La Chambre d’accusation financière, qui a statué la semaine dernière sur la requête aux fins de mainlevée de mandat de dépôt et de mise en liberté provisoire introduite par les avocats de Pape Malick Ndour, va rendre sa décision aujourd’hui. L’ancien ministre de la Jeunesse peut ainsi croiser les doigts. En fait, ses chances d’obtenir le quitus de sortie et de humer enfin l’air de la liberté sont bien réelles. Ce, surtout que les poursuites semblent bien légères. Du moins si l’on en croit une source très au fait de cette affaire. En effet, selon les informations, cette affaire regroupe plusieurs parties. Il y a l’Etat du Sénégal qui signe un contrat financier avec Locafrique et la société Green 2000 qui signe également un autre contrat avec le Programme national des domaines agricoles communautaires (Prodac). La société Green 2000 avait pour mission d’importer du matériel préfabriqué et le monter. Elle émet une facture qu’elle envoie au Prodac qui transfère à Locafrique. Et c’est Locafrique qui a payé à Green 2000, directement. Ainsi, l’argent ne passe pas par le ministre Pape Malick Ndour. Et toujours, selon nos sources, la société Green 2000 assure avoir bien été payée et elle a acheté l’équipement qui a été monté. L’on s’interroge alors sur le détournement de deniers publics imputé à Pape Malick Ndour, si tel est le cas.

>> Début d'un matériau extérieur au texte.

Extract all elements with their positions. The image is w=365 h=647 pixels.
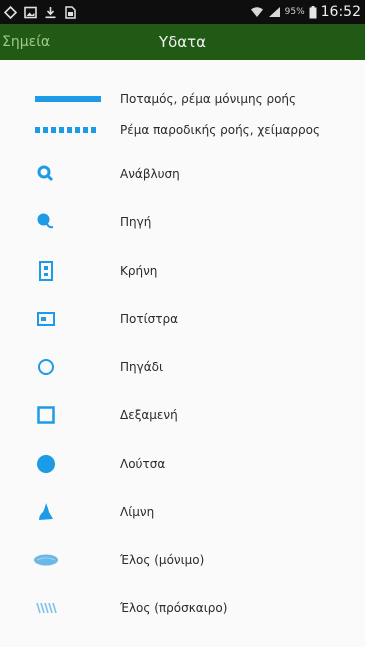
- diamond-notification-icon: [4, 5, 17, 19]
- tab-previous-points[interactable]: Σημεία: [2, 24, 50, 60]
- download-notification-icon: [45, 6, 56, 18]
- app-bar: Υδατα Σημεία: [0, 24, 365, 60]
- gallery-notification-icon: [24, 6, 37, 18]
- legend-label: Ανάβλυση: [120, 167, 180, 181]
- spring-upwelling-icon: [11, 159, 81, 189]
- legend-label: Λίμνη: [120, 505, 155, 519]
- legend-label: Λούτσα: [120, 457, 166, 471]
- legend-item: Πηγάδι: [0, 352, 365, 382]
- reservoir-icon: [11, 400, 81, 430]
- legend-item: Λίμνη: [0, 497, 365, 527]
- wifi-icon: [250, 7, 263, 17]
- fountain-icon: [11, 256, 81, 286]
- signal-icon: [268, 7, 280, 17]
- legend-label: Έλος (πρόσκαιρο): [120, 601, 228, 615]
- legend-item: Ρέμα παροδικής ροής, χείμαρρος: [0, 115, 365, 145]
- battery-icon: [309, 5, 317, 18]
- legend-item: Ανάβλυση: [0, 159, 365, 189]
- legend-item: Πηγή: [0, 207, 365, 237]
- pond-icon: [11, 449, 81, 479]
- legend-label: Πηγή: [120, 215, 152, 229]
- lake-icon: [11, 497, 81, 527]
- status-bar: 95% 16:52: [0, 0, 365, 24]
- legend-label: Ποταμός, ρέμα μόνιμης ροής: [120, 92, 297, 106]
- legend-item: Έλος (πρόσκαιρο): [0, 593, 365, 623]
- legend-label: Πηγάδι: [120, 360, 164, 374]
- tab-current-waters[interactable]: Υδατα: [0, 24, 365, 60]
- legend-label: Κρήνη: [120, 264, 158, 278]
- legend-label: Ποτίστρα: [120, 312, 179, 326]
- legend-item: Ποτίστρα: [0, 304, 365, 334]
- well-icon: [11, 352, 81, 382]
- legend-item: Δεξαμενή: [0, 400, 365, 430]
- dashed-line-icon: [33, 115, 103, 145]
- legend-item: Λούτσα: [0, 449, 365, 479]
- legend-label: Έλος (μόνιμο): [120, 553, 205, 567]
- spring-source-icon: [11, 207, 81, 237]
- legend-item: Κρήνη: [0, 256, 365, 286]
- battery-percent: 95%: [284, 7, 305, 17]
- permanent-marsh-icon: [11, 545, 81, 575]
- legend-item: Ποταμός, ρέμα μόνιμης ροής: [0, 84, 365, 114]
- clock: 16:52: [320, 4, 361, 20]
- solid-line-icon: [33, 84, 103, 114]
- legend-item: Έλος (μόνιμο): [0, 545, 365, 575]
- legend-label: Δεξαμενή: [120, 408, 178, 422]
- legend-label: Ρέμα παροδικής ροής, χείμαρρος: [120, 123, 320, 137]
- file-notification-icon: [65, 5, 76, 19]
- seasonal-marsh-icon: [11, 593, 81, 623]
- water-trough-icon: [11, 304, 81, 334]
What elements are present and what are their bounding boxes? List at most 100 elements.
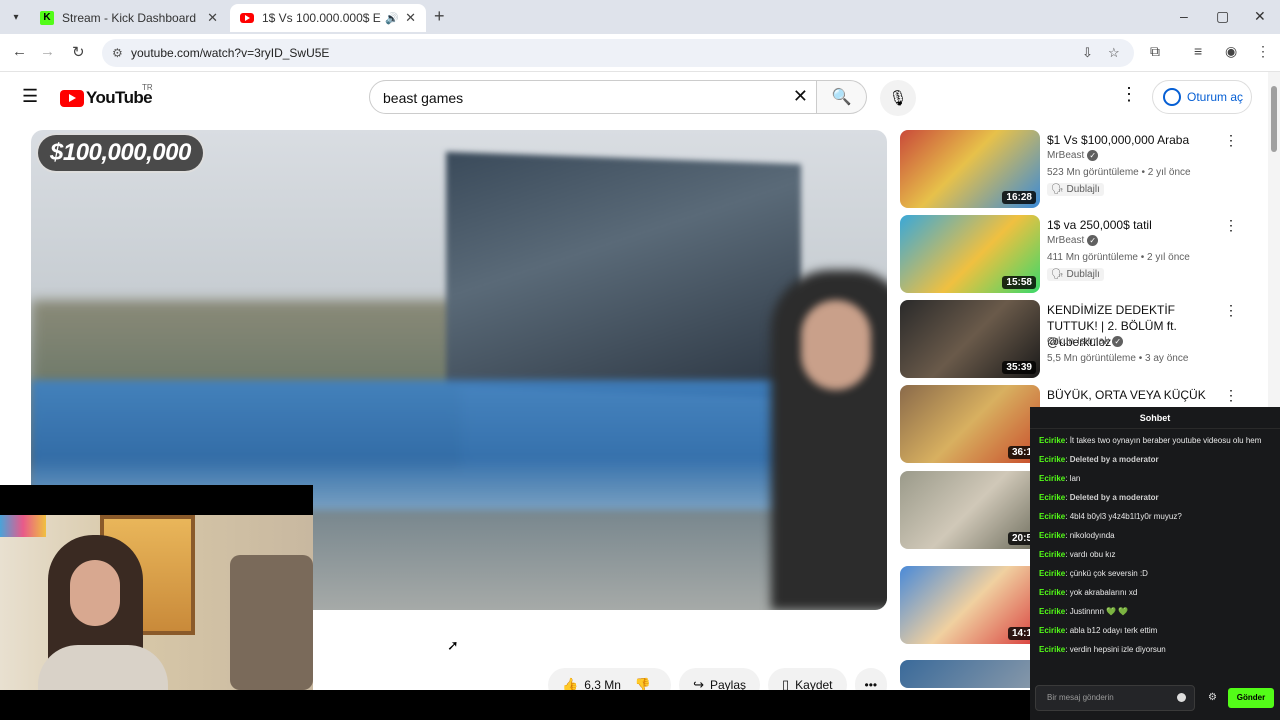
browser-menu-icon[interactable]: ⋮ [1256,43,1270,60]
chat-title: Sohbet [1030,407,1280,429]
video-duration: 35:39 [1002,361,1036,374]
search-input[interactable]: beast games ✕ [369,80,817,114]
more-vert-icon[interactable]: ⋮ [1224,132,1238,149]
chat-message: Ecirike: vardı obu kız [1039,550,1116,559]
back-icon[interactable]: ← [12,43,27,60]
video-title[interactable]: BÜYÜK, ORTA VEYA KÜÇÜK [1047,387,1222,403]
send-button[interactable]: Gönder [1228,688,1274,708]
chat-username[interactable]: Ecirike [1039,626,1065,635]
chat-username[interactable]: Ecirike [1039,569,1065,578]
sign-in-label: Oturum aç [1187,90,1244,104]
price-overlay: $100,000,000 [38,135,203,171]
bookmark-star-icon[interactable]: ☆ [1108,45,1120,61]
chat-message-text: Justinnnn 💚 💚 [1069,607,1129,616]
search-button[interactable]: 🔍 [817,80,867,114]
channel-name[interactable]: MrBeast ✓ [1047,235,1099,246]
more-vert-icon[interactable]: ⋮ [1224,217,1238,234]
clear-search-icon[interactable]: ✕ [793,86,808,107]
close-icon[interactable]: ✕ [207,10,218,26]
recommendation-item[interactable]: 16:28 $1 Vs $100,000,000 Araba MrBeast ✓ … [900,130,1260,210]
minimize-icon[interactable]: – [1180,8,1188,24]
chat-message: Ecirike: Justinnnn 💚 💚 [1039,607,1129,616]
more-vert-icon[interactable]: ⋮ [1224,387,1238,404]
video-thumbnail[interactable]: 20:5 [900,471,1040,549]
forward-icon[interactable]: → [40,43,55,60]
close-icon[interactable]: ✕ [405,10,416,26]
dubbed-badge: 🗣 Dublajlı [1047,183,1104,196]
video-thumbnail[interactable]: 15:58 [900,215,1040,293]
video-scene-screen [446,151,801,400]
reload-icon[interactable]: ↻ [72,43,85,61]
tab-youtube[interactable]: 1$ Vs 100.000.000$ Evi - Yo 🔊 ✕ [230,4,426,32]
chat-message: Ecirike: verdin hepsini izle diyorsun [1039,645,1166,654]
video-thumbnail[interactable] [900,660,1040,688]
scrollbar-thumb[interactable] [1271,86,1277,152]
chat-username[interactable]: Ecirike [1039,512,1065,521]
menu-icon[interactable]: ☰ [22,86,38,107]
audio-icon[interactable]: 🔊 [385,12,399,25]
video-title[interactable]: 1$ va 250,000$ tatil [1047,217,1222,233]
site-info-icon[interactable]: ⚙ [112,46,123,60]
settings-more-icon[interactable]: ⋮ [1120,84,1138,105]
profile-icon[interactable]: ◉ [1225,43,1237,60]
video-thumbnail[interactable]: 35:39 [900,300,1040,378]
chat-message: Ecirike: abla b12 odayı terk ettim [1039,626,1158,635]
install-icon[interactable]: ⇩ [1082,45,1093,61]
chat-message: Ecirike: 4bl4 b0yl3 y4z4b1l1y0r muyuz? [1039,512,1182,521]
video-duration: 15:58 [1002,276,1036,289]
url-text: youtube.com/watch?v=3ryID_SwU5E [131,46,330,60]
youtube-icon [240,13,254,23]
video-thumbnail[interactable]: 14:1 [900,566,1040,644]
window-close-icon[interactable]: ✕ [1254,8,1266,25]
recommendation-item[interactable]: 35:39 KENDİMİZE DEDEKTİF TUTTUK! | 2. BÖ… [900,300,1260,380]
channel-name[interactable]: Orkun Işıtmak ✓ [1047,336,1124,347]
webcam-poster [0,515,46,537]
emoji-icon[interactable] [1177,693,1186,702]
search-value: beast games [383,90,464,106]
youtube-logo[interactable]: YouTube [60,88,153,108]
chat-message: Ecirike: çünkü çok seversin :D [1039,569,1148,578]
verified-icon: ✓ [1112,336,1124,347]
new-tab-button[interactable]: + [434,6,445,27]
voice-search-button[interactable]: 🎙 [880,80,916,116]
kick-icon: K [40,11,54,25]
webcam-frame-top [0,485,313,515]
chat-messages: Ecirike: İt takes two oynayın beraber yo… [1039,434,1275,662]
chat-username[interactable]: Ecirike [1039,588,1065,597]
chat-username[interactable]: Ecirike [1039,474,1065,483]
gear-icon[interactable]: ⚙ [1208,692,1217,703]
video-title[interactable]: $1 Vs $100,000,000 Araba [1047,132,1222,148]
microphone-icon: 🎙 [888,90,908,107]
chat-input[interactable]: Bir mesaj gönderin [1035,685,1195,711]
chat-username[interactable]: Ecirike [1039,607,1065,616]
webcam-feed [0,515,313,690]
mouse-cursor-icon: ➚ [447,637,459,653]
video-meta: 523 Mn görüntüleme • 2 yıl önce [1047,167,1191,178]
kick-chat: Sohbet Ecirike: İt takes two oynayın ber… [1030,407,1280,720]
address-bar[interactable]: ⚙ youtube.com/watch?v=3ryID_SwU5E ⇩ ☆ [102,39,1134,67]
video-meta: 5,5 Mn görüntüleme • 3 ay önce [1047,353,1189,364]
more-vert-icon[interactable]: ⋮ [1224,302,1238,319]
channel-name[interactable]: MrBeast ✓ [1047,150,1099,161]
youtube-logo-icon [60,89,84,107]
chat-username[interactable]: Ecirike [1039,455,1065,464]
tab-search-button[interactable]: ▾ [6,7,26,27]
video-thumbnail[interactable]: 36:1 [900,385,1040,463]
chat-username[interactable]: Ecirike [1039,531,1065,540]
chat-username[interactable]: Ecirike [1039,493,1065,502]
maximize-icon[interactable]: ▢ [1216,8,1229,25]
extensions-icon[interactable]: ⧉ [1150,43,1160,60]
recommendation-item[interactable]: 15:58 1$ va 250,000$ tatil MrBeast ✓ 411 … [900,215,1260,295]
chat-message-text: Deleted by a moderator [1069,493,1159,502]
media-icon[interactable]: ≡ [1194,43,1202,59]
chat-username[interactable]: Ecirike [1039,436,1065,445]
video-thumbnail[interactable]: 16:28 [900,130,1040,208]
verified-icon: ✓ [1087,150,1099,161]
chat-username[interactable]: Ecirike [1039,550,1065,559]
chat-username[interactable]: Ecirike [1039,645,1065,654]
tab-kick-dashboard[interactable]: K Stream - Kick Dashboard ✕ [30,4,228,32]
chat-message-text: vardı obu kız [1069,550,1116,559]
sign-in-button[interactable]: Oturum aç [1152,80,1252,114]
search-icon: 🔍 [831,89,852,106]
chat-message: Ecirike: yok akrabalarını xd [1039,588,1138,597]
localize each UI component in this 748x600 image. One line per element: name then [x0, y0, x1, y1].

Seulement, il nous revient que du côté de l’accusation,, on reproche à Pape Malick Ndour de n’avoir pas présenté une «certification de service». Seulement, selon nos sources, pour qu’une «certification de service» soit nécessaire, il faut que l’on soit dans le cas de travaux à exécuter. Or, dans le cas présent, il ne s’agit pas de travaux proprement dits, mais de l’acquisition de matériels préfabriqués et ce matériel a bien été acheté. Pour ce qui le concerne, en tout cas, Pape Malick Ndour reste figé à ses contestations sérieuses et espère bénéficier d’un non-lieu total. Pour l’heure, il espère que la Chambre d’accusation va lui accorder la liberté provisoire.
Pape Malick Ndour a été inculpé pour des faits de détournement de deniers publics portant sur 2 milliards de francs. Placé sous bracelet électronique, dans un premier temps, il a finalement été envoyé en prison, sur décision de la Chambre d’accusation qui a été confirmé par la Cour suprême.